Error sería no hablar del genial cinismo de Grunlich (Primer esposo de Antonia), interpretado por Cristian Mercado, el cual representa con exactitud al testaferro de “los nuevos B” y expone-zapatos y vestimenta de por medio- un carisma seductor capaz de burlarse del actual marido de Antonia o sentarse a beber con ambos, clavándoles el puñal donde más duele.

Por último Hanno B. (Mauricio Toledo) encarna con espontaneidad y soltura aquel nieto que exterioriza el dilema al que lo enfrenta ser el último de los B. Muestra -en su aparente candidez- la disonancia entre cargar el síntoma de la familia o asumir su propia historia, tal vez por eso es el que tomará la posta de la locura de Hanno.

Los actores gritan en casi hora y media la oscura y negada agonía de una familia decadente que perfectamente podría ser boliviana, latinoamericana o europea. En esa denuncia, las licencias históricas del guión quedan en un segundo plano y son, desde mi punto de vista, un pretexto para narrar lo que realmente importa: la historia de la intimidad no dicha de una familia oligarca.

Los B. invita a mirar el pasado, riéndose del presente. Luego de verla no se sorprendan si les entran ganas de ir al desván, cantarse las cuarenta y quemar los cachivaches del pasado, eso si todos menos la tina liberadora para el canto o la muerte.

sábado, julio 16, 2011

Illimani.....


Ante el silencio con que mi niña el día de ayer contemplaba el Illimani desde el mirador del Museio Pipiripi, me temblaron los ojos y se me paralizaron los cachetes pensando en su presencia, en la inmovilidad con que permanece vigilante para todos y para ninguno.
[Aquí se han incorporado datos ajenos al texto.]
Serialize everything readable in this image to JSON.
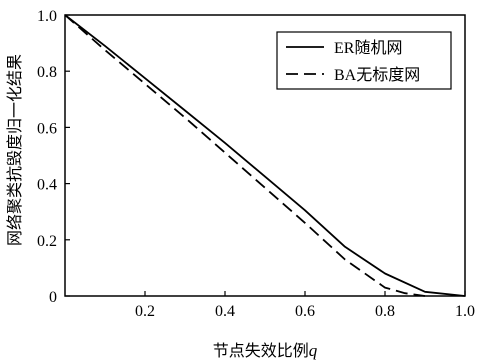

Entonces vinieron a mi memoria encuentros y desencuentros y recordé cada una de las mil veces que contemplando la robusta montaña, alabé, rei a carcajadas, mandé a la mierda, elevé plegarias o cruzé los dedos en supersticiosa ofrenda.

Ayer fue la primera vez que sentí algo parecido al júbilo que refería el poeta. El Illimani fue mirado por mi hija, mientras recibia el eco del viento en su pequeño rostro, enrojecido por el viento de la ciudad. Entonces comprendi aquello que Beltrán le dijo a Felipe Delgado:

…Beltrán habiendo trepado con gran agilidad a una banqueta adosada a la pared, abrió de un golpe las dos hojas de una especie de claraboya en lo alto de la habitación.

Delgado, con curiosidad se acercó y subió a la banqueta. Y se quedó sorprendido.

En el fondo del cielo invernal, de una limpidez impresionante, bajo un aura cristalina, con un matiz de color lila profundo, se ofrecía el Illimani.

De pronto, mirando con desconcierto a Beltrán delgado dijo>

---Claro; El Illimani.

----¿Y qué más quería usted?—repuso Beltrán con extrañeza--.

Seguramente lo ha visto mil veces, dos mil veces, muchísimas veces durante toda su vida; pero yo juraría que es ésta la primera vez que verdaderamente lo ve. Con mirarlo una sola vez como se debe, uno está salvado. Se acabó la historia (Jaime Saenz, Felipe Delgado, pagina 160).


Habiendo mirado por primera vez al Illimani visperas del 16 de julio, con la vida fruto de mi vida y con la mitad del camino transcurrido, hoy quiero creer que estoy salvado.